Capital comedy success comes to Glasgow

Capital comedy success comes to Glasgow

AS Glasgow Comedy Festival moves into top gear, it is a chance for people to catch up with some of the shows that wowed the critics at the Edinburgh Fringe last year.

Tonight at Oran Mor, Sean Hughes explores a young man's circumscribed world of love, and relationships for a young man, with the help of an eccentric collection of props, in Penguins.

It was a comeback that won the comedian a Herald Angel award in the first week of our prizes last August, presented to him by John Lloyd, a chap who has been behind a few classic comedies himself.

"Over the years he has crafted philosophy and art from life's little failures, and Penguins is him at his funniest and most profound," wrote Alan Morrison last summer when Hughes returned to the Fringe and to the Gilded Balloon.

glasgowcomedyfestival.com

Lunchtime music treat

THIS week's Westbourne Music concert at Glasgow's Merchants House, off George Square, is one of the lunchtime chamber music season's periodic trips off-piste to encompass jazz.
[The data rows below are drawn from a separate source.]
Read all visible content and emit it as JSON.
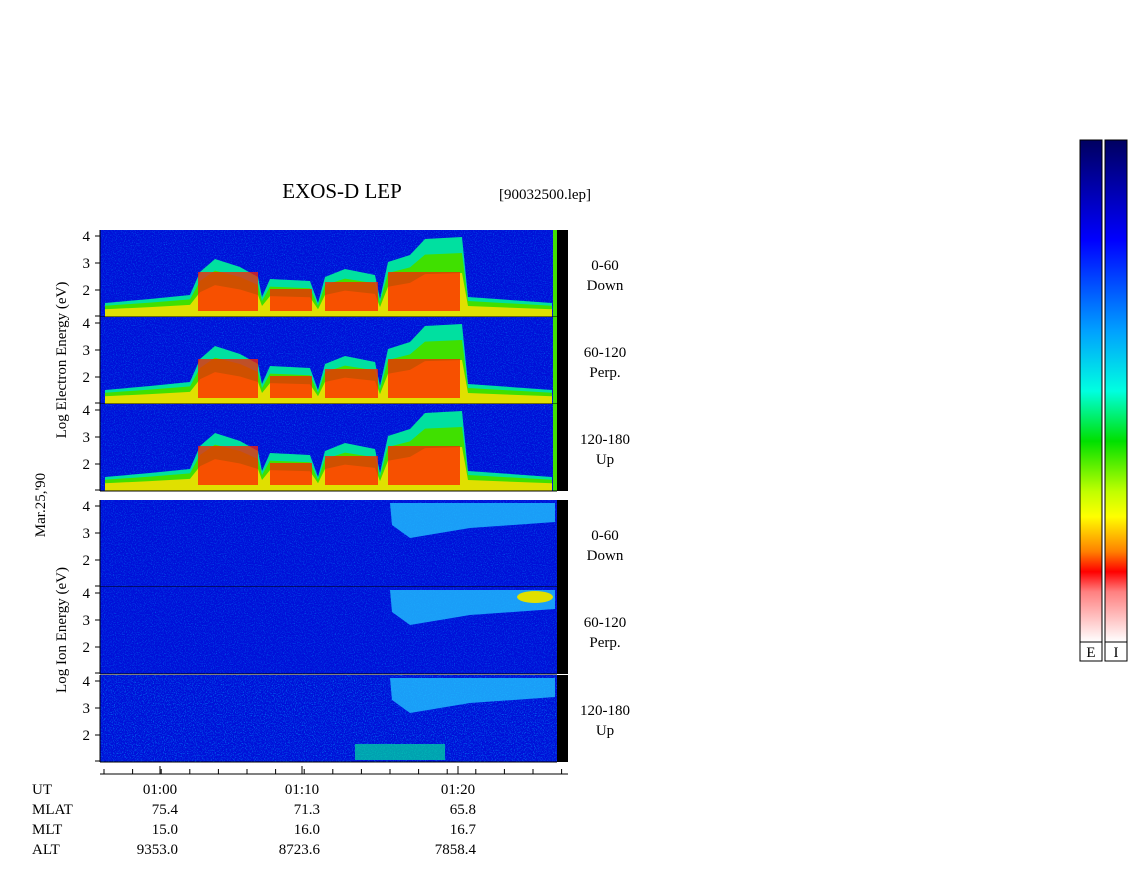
{
  "title": "EXOS-D LEP",
  "file": "[90032500.lep]",
  "date": "Mar.25,'90",
  "electron_label": "Log  Electron  Energy (eV)",
  "ion_label": "Log  Ion  Energy (eV)",
  "energy_ticks": [
    "4",
    "3",
    "2"
  ],
  "panels": [
    {
      "range": "0-60",
      "direction": "Down"
    },
    {
      "range": "60-120",
      "direction": "Perp."
    },
    {
      "range": "120-180",
      "direction": "Up"
    },
    {
      "range": "0-60",
      "direction": "Down"
    },
    {
      "range": "60-120",
      "direction": "Perp."
    },
    {
      "range": "120-180",
      "direction": "Up"
    }
  ],
  "time_ticks": [
    "01:00",
    "01:10",
    "01:20"
  ],
  "rows": [
    {
      "label": "UT"
    },
    {
      "label": "MLAT",
      "values": [
        "75.4",
        "71.3",
        "65.8"
      ]
    },
    {
      "label": "MLT",
      "values": [
        "15.0",
        "16.0",
        "16.7"
      ]
    },
    {
      "label": "ALT",
      "values": [
        "9353.0",
        "8723.6",
        "7858.4"
      ]
    }
  ],
  "colorbars": [
    "E",
    "I"
  ]
}
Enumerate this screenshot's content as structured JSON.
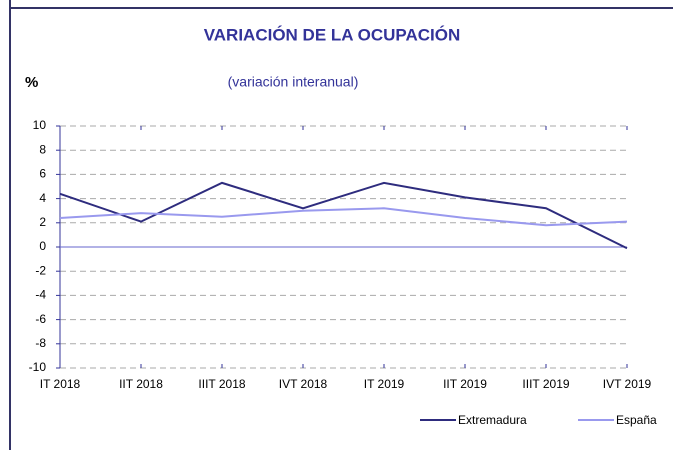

At the piano is Steve Hamilton, one of Tommy Smith's earliest keyboard partners who still regularly fills that role with the Scottish National Jazz Orchestra. His trio also includes the SNJO's star drummer Alyn Cosker and is completed by bassist Euan Burton. A mosaic of original music, composed by the band members, and tunes by Ralph Towner and Duke Ellington is promised. It takes place on Thursday at 12.45pm.

westbournemusic.com

Improvising trio are on the bill

THE Click Clack Club continues to offer Edinburgh's adventurous music audience a varied programme in its monthly presentations at Henry's Cellar Bar. Thursday sees club founders Steve Kettley (saxophone), Dave Conway (bass guitar) and Des Travis (drums) reforming their improvising trio Snibbo on a bill that also features singer-guitarist Colin Donati and cellist Robin Mason's Various Moons and funksters New Urban Frontier. Doors open at 8pm.